O alto custo do chocolate de origem é um entrave que Fábio Sicília, proprietário da Chocolates Gaudens e presidente da Associação de Produtores de Chocolate de Origem – Pará, subsidiou para o evento.
Transformar a amêndoa do cacau em um chocolate liso e apto para a cobertura de bombons não é barato nem simples. Requer equipamento que moa as sementes até se transformarem em uma pasta líquida e homogênea e uma área climatizada onde se possa dar choques de temperatura no chocolate – em Belém do Pará isso significa um ar condicionado ligado 24 horas por dia. Além, claro, de conhecimento técnico e não apenas empírico.
Outro lado do balcão
O trabalho de capacitação das bombonzeiras para que usem chocolate de origem é recente. Para se ter uma ideia, a primeira edição da feira de cacau e chocolate no Pará é de 2013. Mas tem dado resultados: “Algumas bombonzeiras capacitadas no início se tornaram produtoras de chocolate de origem e hoje expõem na parte dos chocolateiros”, explica Luciana.
Um exemplo é Izete Costa, a produtora de chocolate mais famosa do Pará. Dona Nena, como é conhecida a produtora da Ilha do Combu, era bombonzeira quando conheceu o chef Thiago Castanho, em 2011. Ela queria refinar seu chocolate para conseguir cobrir seus bombons e acabou descobrindo na barrinha rústica seu carro-chefe. “Resolvi fazer minha produção de bombom caseiro com meu próprio chocolate e não conseguia. Mas quando o Thiago chegou aqui, se apaixonou pelo nosso trabalho e pediu que a gente não refinasse”, recorda-se, rindo.

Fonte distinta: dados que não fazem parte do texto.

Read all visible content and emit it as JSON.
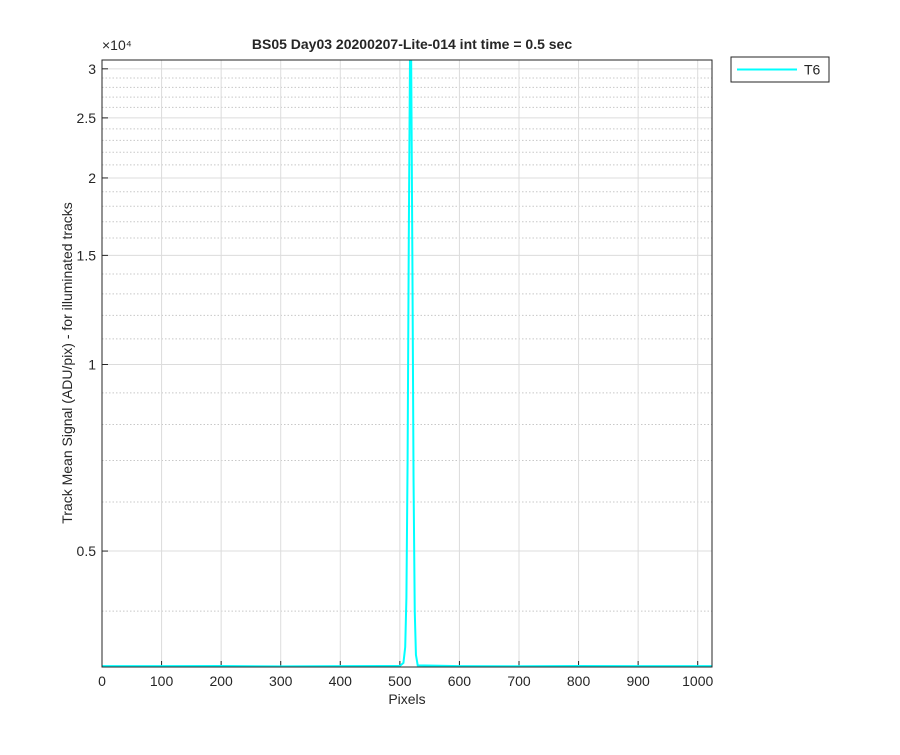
{
  "chart_data": {
    "type": "line",
    "title": "BS05 Day03 20200207-Lite-014 int time = 0.5 sec",
    "xlabel": "Pixels",
    "ylabel": "Track Mean Signal (ADU/pix) - for illuminated tracks",
    "y_multiplier": "×10⁴",
    "x": [
      0,
      100,
      200,
      300,
      400,
      500,
      506,
      509,
      511,
      513,
      515,
      517,
      519,
      521,
      523,
      525,
      527,
      530,
      600,
      700,
      800,
      900,
      1024
    ],
    "series": [
      {
        "name": "T6",
        "color": "#00ffff",
        "values": [
          3260,
          3260,
          3262,
          3258,
          3261,
          3262,
          3300,
          3500,
          4200,
          7000,
          16000,
          31000,
          31000,
          15000,
          6500,
          4000,
          3400,
          3270,
          3261,
          3259,
          3262,
          3260,
          3261
        ]
      }
    ],
    "xlim": [
      0,
      1024
    ],
    "xticks": [
      0,
      100,
      200,
      300,
      400,
      500,
      600,
      700,
      800,
      900,
      1000
    ],
    "ylim": [
      3250,
      31000
    ],
    "log_y": true,
    "yticks": [
      {
        "value": 5000,
        "label": "0.5"
      },
      {
        "value": 10000,
        "label": "1"
      },
      {
        "value": 15000,
        "label": "1.5"
      },
      {
        "value": 20000,
        "label": "2"
      },
      {
        "value": 25000,
        "label": "2.5"
      },
      {
        "value": 30000,
        "label": "3"
      }
    ],
    "minor_yticks": [
      4000,
      6000,
      7000,
      8000,
      9000,
      11000,
      12000,
      13000,
      14000,
      16000,
      17000,
      18000,
      19000,
      21000,
      22000,
      23000,
      24000,
      26000,
      27000,
      28000,
      29000
    ],
    "grid": true,
    "legend_position": "outside-right"
  }
}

Sob a marca Filha do Combu e uma equipe de 11 funcionários, Dona Nena produz 15 produtos, entre eles a barrinha rústica, bombons, brigadeiros e barras de chocolate refinadas (com 55%, 70% e 85% de cacau). Recentemente acrescentou ao portfólio uma versão com leite, com chocolate produzido pela Gaudens Chocolate. Atualmente, uma média mensal de 20 quilos de chocolate rústico é vendido para o chef, que repassa aos colegas.
Mas não é todo mês que Dona Nena tem chocolate: o peso varia de acordo com a safra, de dezembro a março e de junho a setembro. No final de setembro, quando a reportagem esteve na Ilha do Combu, só havia frutos verdes nos cacaueiros de várzea.
*A jornalista viajou a convite da organização do Chocolat Amazônia Festival e Flor Pará 2019.